Monitoring AI-Modified Content at Scale: A Case Study on the Impact of ChatGPT on AI Conference Peer Reviews

Summary¶

The authors develop a maximum-likelihood, corpus-level estimator that combines expert-written and AI-generated reference texts to quantify the fraction of text in a large corpus that has been substantially modified or produced by an LLM. They apply this estimator to peer reviews submitted to ICLR 2024, NeurIPS 2023, CoRL 2023, and EMNLP 2023, all of which took place after ChatGPT's release. They find that between 6.5% and 16.9% of submitted review text could plausibly have been substantially modified by LLMs, beyond spell-checking or minor edits, with no comparable shift detected in Nature Portfolio journals.

Contribution¶

A scalable, corpus-level method for monitoring LLM-modified content that side-steps the unreliability of individual-document AI detection, plus the first systematic empirical case study of LLM penetration into AI-conference peer review.

Method¶

Maximum-likelihood distributional estimator trained on expert and AI reference texts; applied to peer-review corpora from four major AI venues. Behavioural correlates (reviewer confidence, submission timing, rebuttal engagement) are examined alongside corpus-level token-frequency shifts (e.g., "commendable", "meticulous", "intricate" rising 9.8x, 34.7x, 11.2x respectively in ICLR 2024).

Relevance to RISE¶

This is the canonical empirical baseline for the prevalence of LLM use in peer review and directly informs the ai-peer-review thread of the catalog, complementing the JAIS Vol 25 Iss 1 cluster (sarker2024democratizing, weber2024roboreviewer, drori2024humanloop). It motivates the design of reviewer, marg, and ape by quantifying the scale and behavioural patterns (low confidence, deadline pressure, low rebuttal engagement) that AI-augmented review systems must contend with.

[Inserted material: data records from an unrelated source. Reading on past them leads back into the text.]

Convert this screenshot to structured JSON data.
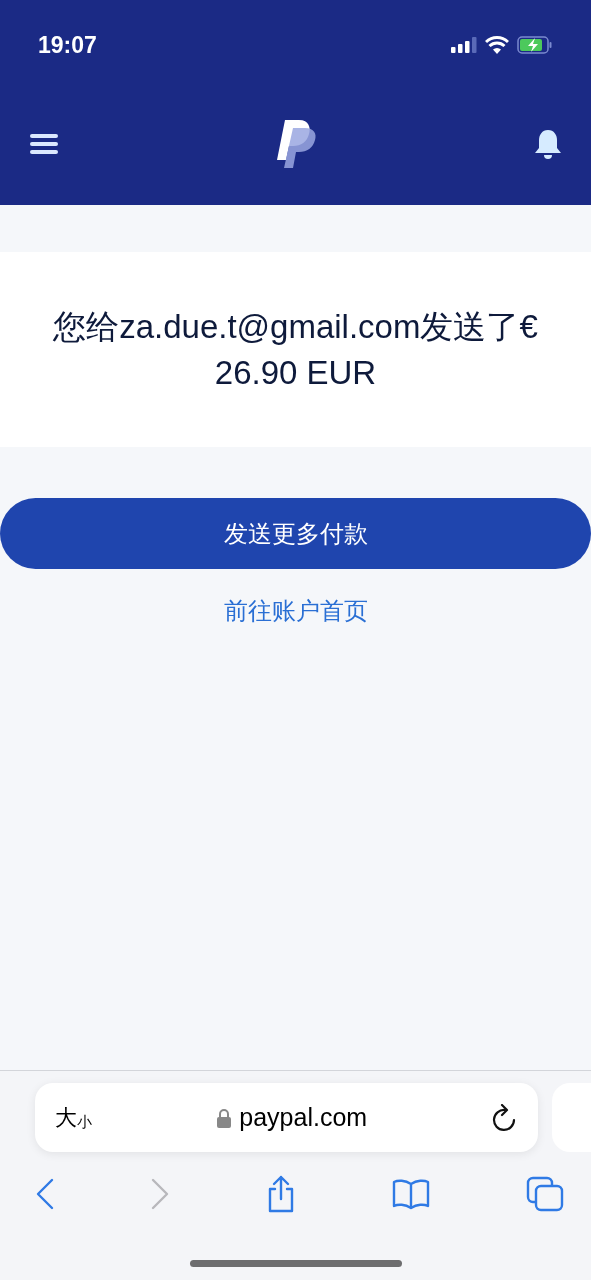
{
  "status_bar": {
    "time": "19:07"
  },
  "message": "您给za.due.t@gmail.com发送了€ 26.90 EUR",
  "primary_button": "发送更多付款",
  "link": "前往账户首页",
  "browser": {
    "text_size_large": "大",
    "text_size_small": "小",
    "url": "paypal.com"
  },
  "toolbar": [
    {
      "kind": "back",
      "disabled": false
    },
    {
      "kind": "forward",
      "disabled": true
    },
    {
      "kind": "share",
      "disabled": false
    },
    {
      "kind": "bookmarks",
      "disabled": false
    },
    {
      "kind": "tabs",
      "disabled": false
    }
  ]
}
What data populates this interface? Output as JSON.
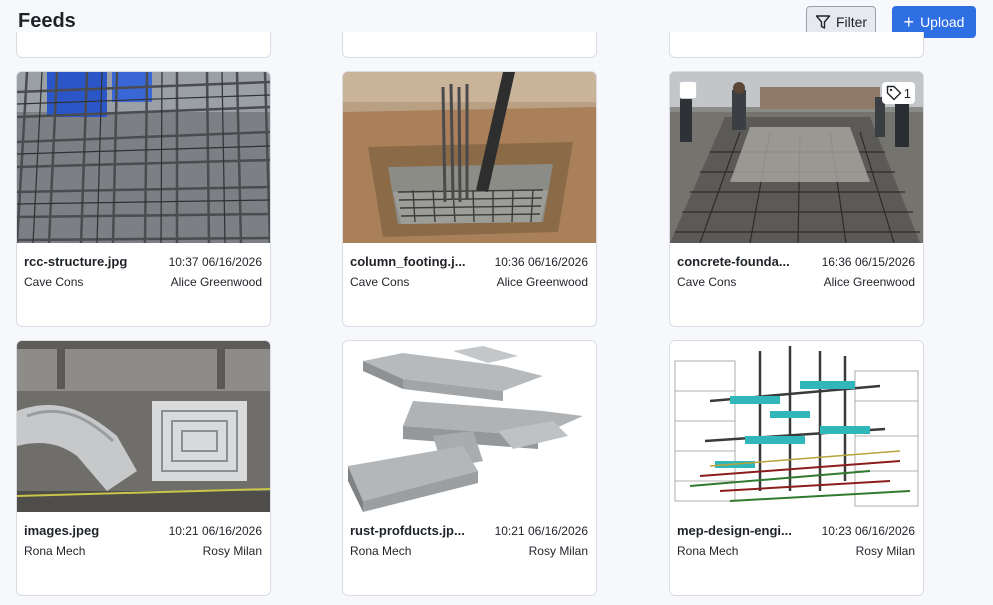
{
  "header": {
    "title": "Feeds",
    "filter_label": "Filter",
    "upload_label": "Upload"
  },
  "colors": {
    "accent": "#2f6fe4",
    "background": "#f6f8fb",
    "card_border": "#d9dde3"
  },
  "cards": [
    {
      "filename": "rcc-structure.jpg",
      "timestamp": "10:37 06/16/2026",
      "company": "Cave Cons",
      "user": "Alice Greenwood",
      "thumbnail": "rebar-cage-photo"
    },
    {
      "filename": "column_footing.j...",
      "timestamp": "10:36 06/16/2026",
      "company": "Cave Cons",
      "user": "Alice Greenwood",
      "thumbnail": "column-footing-photo"
    },
    {
      "filename": "concrete-founda...",
      "timestamp": "16:36 06/15/2026",
      "company": "Cave Cons",
      "user": "Alice Greenwood",
      "thumbnail": "concrete-pour-photo",
      "tag_count": "1"
    },
    {
      "filename": "images.jpeg",
      "timestamp": "10:21 06/16/2026",
      "company": "Rona Mech",
      "user": "Rosy Milan",
      "thumbnail": "hvac-duct-photo"
    },
    {
      "filename": "rust-profducts.jp...",
      "timestamp": "10:21 06/16/2026",
      "company": "Rona Mech",
      "user": "Rosy Milan",
      "thumbnail": "duct-render"
    },
    {
      "filename": "mep-design-engi...",
      "timestamp": "10:23 06/16/2026",
      "company": "Rona Mech",
      "user": "Rosy Milan",
      "thumbnail": "mep-model-render"
    }
  ]
}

Critique / open questions¶

The method estimates only corpus-level fractions and cannot identify individual reviews; behavioural correlates are associative, not causal. The reference distribution depends on choices of "expert" and "AI" templates that may bias the alpha estimate.

Key quotes¶

"Our results suggest that between 6.5% and 16.9% of text submitted as peer reviews to these conferences could have been substantially modified by LLMs, i.e. beyond spell-checking or minor writing updates."

"The estimated fraction of LLM-generated text is higher in reviews which report lower confidence, were submitted close to the deadline, and from reviewers who are less likely to respond to author rebuttals."

"We find a significant shift in the frequency of certain tokens in ICLR 2024, with adjectives such as 'commendable', 'meticulous', and 'intricate' showing 9.8, 34.7, and 11.2-fold increases in probability of occurring in a sentence."